Now i havent read this book yet but i will be when i get it so this isnt a review, but after reading the extract for iron within by rob sanders did anyone notice the fact the iron warrior referred to the great crusade as the emperors holy decree...? now the great crusade is about enlighting humantity and destroying the last remains of religion and here we have a crusade/ heresy ere astartes thinking its holy...*sigh* i truly hate rob sanders ever since redemption corps the only book to date i re-sold lol


----------



## Bane_of_Kings (Oct 28, 2009)

I don't know about you, but I enjoyed _Redemptation Corps_. 

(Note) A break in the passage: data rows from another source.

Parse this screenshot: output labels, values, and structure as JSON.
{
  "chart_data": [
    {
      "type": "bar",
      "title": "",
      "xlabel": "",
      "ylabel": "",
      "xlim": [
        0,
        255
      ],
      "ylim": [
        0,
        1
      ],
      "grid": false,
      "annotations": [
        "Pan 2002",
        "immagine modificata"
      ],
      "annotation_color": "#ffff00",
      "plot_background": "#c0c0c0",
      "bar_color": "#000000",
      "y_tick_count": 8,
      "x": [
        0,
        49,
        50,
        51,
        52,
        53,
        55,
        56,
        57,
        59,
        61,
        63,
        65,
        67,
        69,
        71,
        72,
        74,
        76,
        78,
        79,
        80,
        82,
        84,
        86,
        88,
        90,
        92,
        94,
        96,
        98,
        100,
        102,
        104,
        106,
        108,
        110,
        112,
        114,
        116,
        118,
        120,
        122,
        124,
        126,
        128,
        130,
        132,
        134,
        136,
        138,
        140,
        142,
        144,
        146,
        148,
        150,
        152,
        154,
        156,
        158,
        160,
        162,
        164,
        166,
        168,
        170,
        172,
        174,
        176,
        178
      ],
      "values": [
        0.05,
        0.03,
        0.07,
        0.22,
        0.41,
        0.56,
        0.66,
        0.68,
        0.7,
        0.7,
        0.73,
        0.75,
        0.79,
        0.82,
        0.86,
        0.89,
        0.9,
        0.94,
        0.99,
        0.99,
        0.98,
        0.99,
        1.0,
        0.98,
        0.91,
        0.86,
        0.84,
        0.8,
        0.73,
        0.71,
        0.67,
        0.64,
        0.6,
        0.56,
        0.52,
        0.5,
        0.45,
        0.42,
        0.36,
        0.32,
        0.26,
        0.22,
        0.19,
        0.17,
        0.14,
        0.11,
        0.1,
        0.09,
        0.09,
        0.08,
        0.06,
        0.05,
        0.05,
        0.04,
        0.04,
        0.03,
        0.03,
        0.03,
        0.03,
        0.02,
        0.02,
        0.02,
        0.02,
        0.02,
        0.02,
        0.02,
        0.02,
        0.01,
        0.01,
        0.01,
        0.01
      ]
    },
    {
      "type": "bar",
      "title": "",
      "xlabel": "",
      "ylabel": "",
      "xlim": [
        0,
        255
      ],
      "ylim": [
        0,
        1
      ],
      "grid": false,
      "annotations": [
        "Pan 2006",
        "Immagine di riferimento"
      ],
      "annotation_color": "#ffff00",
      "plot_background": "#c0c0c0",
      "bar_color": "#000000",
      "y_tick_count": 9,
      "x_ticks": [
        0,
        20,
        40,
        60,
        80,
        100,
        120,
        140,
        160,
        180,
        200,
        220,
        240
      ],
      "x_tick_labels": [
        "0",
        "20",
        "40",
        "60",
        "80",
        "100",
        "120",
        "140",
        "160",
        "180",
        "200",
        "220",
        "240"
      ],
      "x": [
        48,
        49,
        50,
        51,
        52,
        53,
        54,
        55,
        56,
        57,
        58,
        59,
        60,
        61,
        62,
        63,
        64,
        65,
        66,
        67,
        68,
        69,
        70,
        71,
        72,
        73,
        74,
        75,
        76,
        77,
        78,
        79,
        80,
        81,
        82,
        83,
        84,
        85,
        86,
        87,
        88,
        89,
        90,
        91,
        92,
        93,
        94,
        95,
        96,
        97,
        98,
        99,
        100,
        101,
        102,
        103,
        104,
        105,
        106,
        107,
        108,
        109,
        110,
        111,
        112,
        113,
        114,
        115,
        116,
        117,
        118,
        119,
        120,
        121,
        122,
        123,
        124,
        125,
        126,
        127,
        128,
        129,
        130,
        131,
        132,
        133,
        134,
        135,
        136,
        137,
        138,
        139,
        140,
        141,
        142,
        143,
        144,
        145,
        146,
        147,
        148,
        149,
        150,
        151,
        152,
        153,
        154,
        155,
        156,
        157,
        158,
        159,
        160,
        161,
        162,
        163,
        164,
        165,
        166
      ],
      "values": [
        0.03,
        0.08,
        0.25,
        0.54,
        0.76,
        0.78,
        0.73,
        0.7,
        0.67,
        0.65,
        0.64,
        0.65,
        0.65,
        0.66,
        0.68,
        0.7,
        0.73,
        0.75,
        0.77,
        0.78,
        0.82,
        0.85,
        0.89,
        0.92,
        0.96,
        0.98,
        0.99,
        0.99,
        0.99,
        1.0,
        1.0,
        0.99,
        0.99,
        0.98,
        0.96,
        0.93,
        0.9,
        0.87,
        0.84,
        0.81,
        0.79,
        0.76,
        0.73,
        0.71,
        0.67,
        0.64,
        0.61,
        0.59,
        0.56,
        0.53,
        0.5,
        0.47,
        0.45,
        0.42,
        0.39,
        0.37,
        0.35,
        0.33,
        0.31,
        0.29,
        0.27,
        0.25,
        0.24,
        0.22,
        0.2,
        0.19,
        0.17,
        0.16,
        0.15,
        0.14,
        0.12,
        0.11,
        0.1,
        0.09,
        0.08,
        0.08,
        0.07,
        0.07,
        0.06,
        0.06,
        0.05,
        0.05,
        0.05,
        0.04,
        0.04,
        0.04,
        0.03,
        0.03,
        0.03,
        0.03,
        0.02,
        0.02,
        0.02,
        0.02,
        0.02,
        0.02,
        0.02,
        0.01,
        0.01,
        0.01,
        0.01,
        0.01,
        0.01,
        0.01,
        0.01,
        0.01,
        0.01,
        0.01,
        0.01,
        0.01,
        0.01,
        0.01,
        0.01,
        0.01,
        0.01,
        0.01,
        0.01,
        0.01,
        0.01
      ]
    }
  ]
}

And now that you mention it, yes I did notice it .


----------



## constantin_valdor (Apr 8, 2011)

lol for me redemption corps was just terrible it took me 3 weeks to finish it lol i normally bang out 2-3 books a week, it just seemed that rob sanders was making mortenson out to be more than human and despite rigourous training at the schola progenium which all storm troopers go though i cant stomach the thought that he would just kill a commissar lol for me he butchered a novel which could have been amazing, now im not saying i could do better but in my opinion he is one of the worst novellists on the black library list atm lol but everyone is entitled to their opinion


----------



## Sacred Feth (Jan 13, 2011)

I haven't read _Redemptions Corps_ but I really like _Iron Within_, the story being told and writing style were pretty cool.


----------



## constantin_valdor (Apr 8, 2011)

I havent read it yet so i cant fully judge it but just from the 'holy decree' comment has already got me worried i just hate rob sanders lol


----------



## sonn (Nov 25, 2010)

Sacred Feth said:


> I haven't read _Redemptions Corps_ but I really like _Iron Within_, the story being told and writing style were pretty cool.


Same, it was actually my favourite story in the book.


----------



## Moriar the Forsaken (Apr 18, 2011)

I only remember the story as a rather good one, but I think the fault should've lied with the editor if that's a critical detail.





constantin_valdor said:


> Now i havent read this book yet but i will be when i get it so this isnt a review, but after reading the extract for iron within by rob sanders did anyone notice the fact the iron warrior referred to the great crusade as the emperors holy decree...? now the great crusade is about enlighting humantity and destroying the last remains of religion and here we have a crusade/ heresy ere astartes thinking its holy...*sigh* i truly hate rob sanders ever since redemption corps the only book to date i re-sold lol


----------



## Bane_of_Kings (Oct 28, 2009)

sonn said:


> Same, it was actually my favourite story in the book.


I'm going to have to agree with you, only that it was joint with _Savage Weapons_ by ADB.


----------